ISSN: 2754-6659 | Open Access

Journal of Artificial Intelligence & Cloud Computing

Machine Learning and Artificial Intelligence Techniques Using Observability Data in Distributed Systems

Author(s): Amreth Chandrasehar

Abstract

Organizations depends on Observability data to reliably operate systems and develop applications. The amount of data generated in the systems exponentially grows with business demand with new and existing customers, more products and features being released and because developers and operators require more data to analyze and debug applications. As the data grows, the complexity, mean time to detect (MTTD) and mean time to resolve (MTTR) grows as well. Using Machine Learning (ML) and Artificial Intelligence (AI) techniques discussed in this paper will improve MTTR, MTTD, reduce complexity of debugging issues using Observability data collected from the various distributed systems.

Introduction

Introduction Observability is the level of visibility that the system grants to an outside observer. It ’s a property of a system, just like usability, availability, and scalability. Monitoring is for operating software/ systems Instrumentation is for writing software Observability is for understanding systems Investing in observability means to be prepared to spend the time on instrumenting systems, cope for the unknowns that come in production. It can be very simple at the start, such as some basic health-checks. With metrics, tracing, logging, correlations, structured logging, events; combined together it just brings a really powerful solution. When things may go wrong, Observability helps to react and recover faster.

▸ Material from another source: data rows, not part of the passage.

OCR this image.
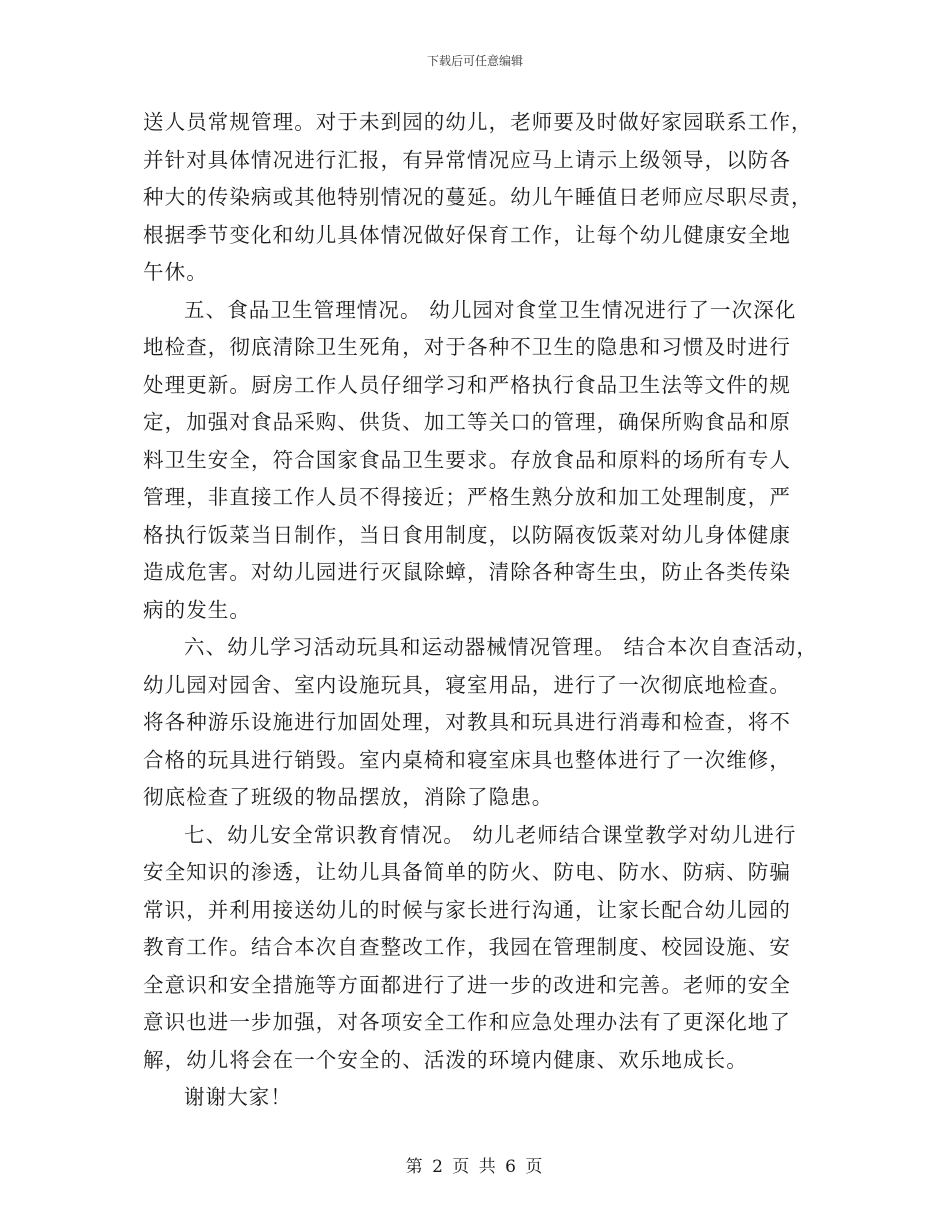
下载后可任意编辑
送人员常规管理。对于未到园的幼儿，老师要及时做好家园联系工作，
并针对具体情况进行汇报，有异常情况应马上请示上级领导，以防各
种大的传染病或其他特别情况的蔓延。幼儿午睡值日老师应尽职尽责，
根据季节变化和幼儿具体情况做好保育工作，让每个幼儿健康安全地
午休。
五、食品卫生管理情况。 幼儿园对食堂卫生情况进行了一次深化
地检查，彻底清除卫生死角，对于各种不卫生的隐患和习惯及时进行
处理更新。厨房工作人员仔细学习和严格执行食品卫生法等文件的规
定，加强对食品采购、供货、加工等关口的管理，确保所购食品和原
料卫生安全，符合国家食品卫生要求。存放食品和原料的场所有专人
管理，非直接工作人员不得接近；严格生熟分放和加工处理制度，严
格执行饭菜当日制作，当日食用制度，以防隔夜饭菜对幼儿身体健康
造成危害。对幼儿园进行灭鼠除蟑，清除各种寄生虫，防止各类传染
病的发生。
六、幼儿学习活动玩具和运动器械情况管理。 结合本次自查活动，
幼儿园对园舍、室内设施玩具，寝室用品，进行了一次彻底地检查。
将各种游乐设施进行加固处理，对教具和玩具进行消毒和检查，将不
合格的玩具进行销毁。室内桌椅和寝室床具也整体进行了一次维修，
彻底检查了班级的物品摆放，消除了隐患。
七、幼儿安全常识教育情况。 幼儿老师结合课堂教学对幼儿进行
安全知识的渗透，让幼儿具备简单的防火、防电、防水、防病、防骗
常识，并利用接送幼儿的时候与家长进行沟通，让家长配合幼儿园的
教育工作。结合本次自查整改工作，我园在管理制度、校园设施、安
全意识和安全措施等方面都进行了进一步的改进和完善。老师的安全
意识也进一步加强，对各项安全工作和应急处理办法有了更深化地了
解，幼儿将会在一个安全的、活泼的环境内健康、欢乐地成长。
谢谢大家！
第 2 页 共 6 页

Organizations usually have different data stores, each for logs, metrics, traces, events using multiple different tools. At times even federation of each tools may be challenging causing one massive monolith cluster having a lot of this data. This can be challenging for correlating data across different data sources with different formats and also for Data Scientists to create a model data to use in ML model development. This paper discusses how to solve these challenges, improve visibility and build successful AI and ML models using Observability data.

Introduction to Machine Learning Models

A machine learning model is a statistical model that is trained on data to make predictions or decisions. Machine learning models are used in a wide variety of applications, such as Predicting customer behavior, Fraud detection, medical diagnosis, Self-driving cars There are two main types of machine learning models: supervised learning and unsupervised learning.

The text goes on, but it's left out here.